For the HECSC, religions are content neutral. That is, all religions are of identical value and validity simply because they are religions and people practice them; there can be no inquiry into the ways in which they genuinely differ and/or offer more or less enriching experiences to interested parties or adherents. So when the Catholics and other assorted Christians of the Boston area responded sharply to the announcement of the mass, it was impossible for the HECSC to mount much of a spirited response: all they could say was that the traditions were distinct, and that anyone who couldn’t see the supposedly inherent value in distinct traditions was guilty of rank ignorance.

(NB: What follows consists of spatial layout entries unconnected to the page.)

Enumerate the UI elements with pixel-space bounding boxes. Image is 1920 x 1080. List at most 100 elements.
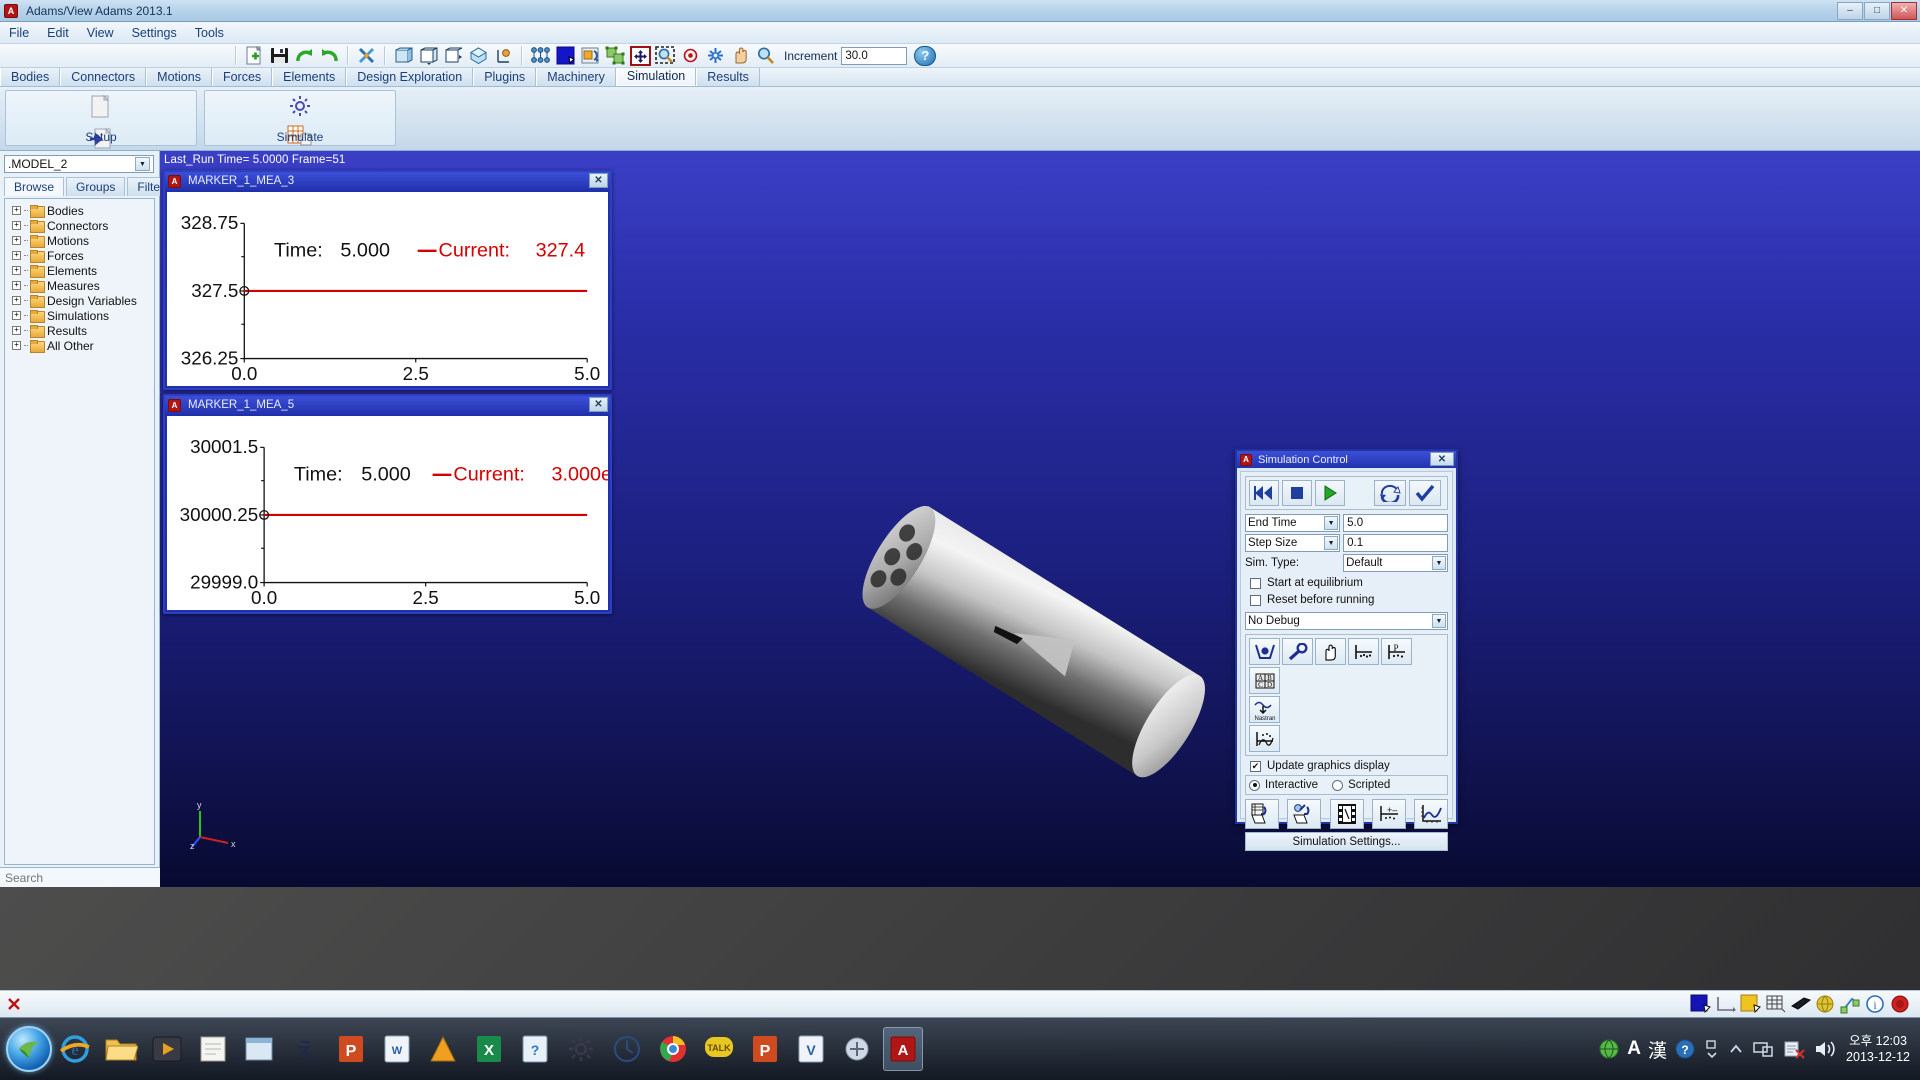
translate-icon[interactable]	[629, 45, 652, 66]
volume-icon[interactable]	[1813, 1038, 1839, 1060]
center-view-icon[interactable]	[679, 45, 702, 66]
end-time-input[interactable]: 5.0	[1343, 514, 1448, 532]
gear-icon[interactable]	[288, 94, 312, 123]
expand-icon[interactable]: +	[12, 341, 21, 350]
marker-icon[interactable]	[492, 45, 515, 66]
minimize-button[interactable]: –	[1837, 1, 1863, 20]
front-view-icon[interactable]	[392, 45, 415, 66]
search-input[interactable]	[0, 870, 160, 885]
equilibrium-icon[interactable]	[1249, 638, 1280, 665]
play-icon[interactable]	[1315, 480, 1345, 506]
zoom-box-icon[interactable]	[654, 45, 677, 66]
redo-icon[interactable]	[293, 45, 316, 66]
taskbar-clock[interactable]: 오후 12:03 2013-12-12	[1846, 1033, 1910, 1065]
tree-item-elements[interactable]: + Elements	[5, 263, 154, 278]
tree-item-all-other[interactable]: + All Other	[5, 338, 154, 353]
group-select-icon[interactable]	[604, 45, 627, 66]
eigen-plot-icon[interactable]	[1249, 725, 1280, 752]
plot-window-marker-1-mea-5[interactable]: A MARKER_1_MEA_5 ✕ 30001.5 30000.25 2999…	[163, 394, 612, 614]
right-view-icon[interactable]	[442, 45, 465, 66]
chevron-down-icon[interactable]: ▼	[1432, 556, 1446, 570]
info-icon[interactable]: i	[1865, 994, 1887, 1014]
apply-check-icon[interactable]	[1409, 480, 1441, 506]
expand-icon[interactable]: +	[12, 206, 21, 215]
iso-view-icon[interactable]	[417, 45, 440, 66]
chevron-down-icon[interactable]: ▼	[135, 157, 150, 171]
expand-icon[interactable]: +	[12, 281, 21, 290]
tree-item-bodies[interactable]: + Bodies	[5, 203, 154, 218]
talk-icon[interactable]: TALK	[699, 1027, 739, 1071]
measure-icon[interactable]	[1715, 994, 1737, 1014]
plot-icon[interactable]	[1414, 799, 1448, 829]
simulation-settings-button[interactable]: Simulation Settings...	[1245, 832, 1448, 851]
media-player-icon[interactable]	[147, 1027, 187, 1071]
tab-connectors[interactable]: Connectors	[60, 68, 147, 86]
step-size-input[interactable]: 0.1	[1343, 534, 1448, 552]
menu-tools[interactable]: Tools	[186, 24, 233, 42]
help-tray-icon[interactable]: ?	[1674, 1038, 1696, 1060]
point-cloud-icon[interactable]	[529, 45, 552, 66]
tree-item-measures[interactable]: + Measures	[5, 278, 154, 293]
chrome-icon[interactable]	[653, 1027, 693, 1071]
ime-han-indicator[interactable]: 漢	[1648, 1036, 1667, 1063]
adams-icon[interactable]	[423, 1027, 463, 1071]
red-x-icon[interactable]	[6, 996, 22, 1012]
grid-icon[interactable]	[1765, 994, 1787, 1014]
sim-control-titlebar[interactable]: A Simulation Control ✕	[1237, 451, 1456, 468]
plot-titlebar[interactable]: A MARKER_1_MEA_3 ✕	[165, 172, 610, 190]
load-analysis-icon[interactable]	[1287, 799, 1322, 829]
tab-motions[interactable]: Motions	[146, 68, 212, 86]
tree-item-forces[interactable]: + Forces	[5, 248, 154, 263]
internet-explorer-icon[interactable]: e	[55, 1027, 95, 1071]
hand-icon[interactable]	[1315, 638, 1346, 665]
abcd-icon[interactable]: ABCD	[1249, 667, 1280, 694]
plot-titlebar[interactable]: A MARKER_1_MEA_5 ✕	[165, 396, 610, 414]
render-shaded-icon[interactable]	[467, 45, 490, 66]
plot-close-button[interactable]: ✕	[589, 397, 608, 412]
menu-settings[interactable]: Settings	[123, 24, 186, 42]
static-plot-icon[interactable]	[1348, 638, 1379, 665]
expand-icon[interactable]: +	[12, 236, 21, 245]
tab-simulation[interactable]: Simulation	[615, 68, 697, 86]
expand-icon[interactable]: +	[12, 266, 21, 275]
update-graphics-row[interactable]: ✔ Update graphics display	[1245, 760, 1448, 772]
tab-forces[interactable]: Forces	[211, 68, 273, 86]
nastran-icon[interactable]: Nastran	[1249, 696, 1280, 723]
plane-icon[interactable]	[1790, 994, 1812, 1014]
tool-icon[interactable]	[837, 1027, 877, 1071]
notes-icon[interactable]	[193, 1027, 233, 1071]
yellow-square-icon[interactable]	[1740, 994, 1762, 1014]
maximize-button[interactable]: □	[1864, 1, 1890, 20]
expand-icon[interactable]: +	[12, 251, 21, 260]
action-center-icon[interactable]	[1782, 1038, 1806, 1060]
stop-record-icon[interactable]	[1890, 994, 1912, 1014]
tab-machinery[interactable]: Machinery	[536, 68, 616, 86]
menu-file[interactable]: File	[0, 24, 38, 42]
tools-icon[interactable]	[355, 45, 378, 66]
increment-input[interactable]: 30.0	[841, 46, 908, 65]
expand-icon[interactable]: +	[12, 296, 21, 305]
tree-item-design-variables[interactable]: + Design Variables	[5, 293, 154, 308]
chevron-down-icon[interactable]: ▼	[1432, 614, 1446, 628]
pan-icon[interactable]	[729, 45, 752, 66]
undo-icon[interactable]	[318, 45, 341, 66]
visio-icon[interactable]: V	[791, 1027, 831, 1071]
start-orb[interactable]	[6, 1026, 52, 1072]
word-icon[interactable]: W	[377, 1027, 417, 1071]
plot-canvas[interactable]: 30001.5 30000.25 29999.0 0.0 2.5 5.0 Tim…	[167, 416, 608, 610]
reset-before-running-checkbox[interactable]	[1250, 594, 1261, 606]
start-equilibrium-row[interactable]: Start at equilibrium	[1245, 577, 1448, 589]
tree-item-motions[interactable]: + Motions	[5, 233, 154, 248]
script-icon[interactable]: え	[285, 1027, 325, 1071]
tree-item-simulations[interactable]: + Simulations	[5, 308, 154, 323]
show-hidden-icons-icon[interactable]	[1703, 1038, 1721, 1060]
p-plot-icon[interactable]: P	[1381, 638, 1412, 665]
excel-icon[interactable]: X	[469, 1027, 509, 1071]
expand-icon[interactable]: +	[12, 326, 21, 335]
new-model-icon[interactable]	[243, 45, 266, 66]
adams-view-icon[interactable]: A	[883, 1027, 923, 1071]
model-selector[interactable]: .MODEL_2 ▼	[4, 155, 154, 173]
chevron-down-icon[interactable]: ▼	[1324, 536, 1339, 550]
tree-item-results[interactable]: + Results	[5, 323, 154, 338]
plot-canvas[interactable]: 328.75 327.5 326.25 0.0 2.5 5.0 Time: 5.…	[167, 192, 608, 386]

Yet it remains a vexing fact that religions really do differ. It is advantageous for some institutions, such as the state, to retain a neutral attitude toward religions for particular purposes, such as constitutional treatment and so forth. But that attitude of neutrality hardly necessitates an overall social attitude of neutrality, and the fact remains that whether or not groups like the HECSC want to contend with it or not, religions are and will continue to be in conflict, and it is impossible to deal with those conflicts with nothing but procedural norms.

At the end of the day, the world probably learned more about Catholicism from this fiasco than "other cultures" or Satanism in particular due to numerous prolonged media discussions of consecrated hosts and the Eucharist, both of which Catholic authorities routinely seemed far better versed in than their Satanic adversaries. This is probably due to Catholicism actually having an ethos related to sacramental theology and evangelism, both of which were prominent features of the church’s complaint. In that sense it seems the HECSC did accomplish something, namely giving the public a primer on Catholic sacramental practice in keeping with its educational purpose. The sad reality is only that it took another organization directly contradicting the activities of the HECSC to carry out its work.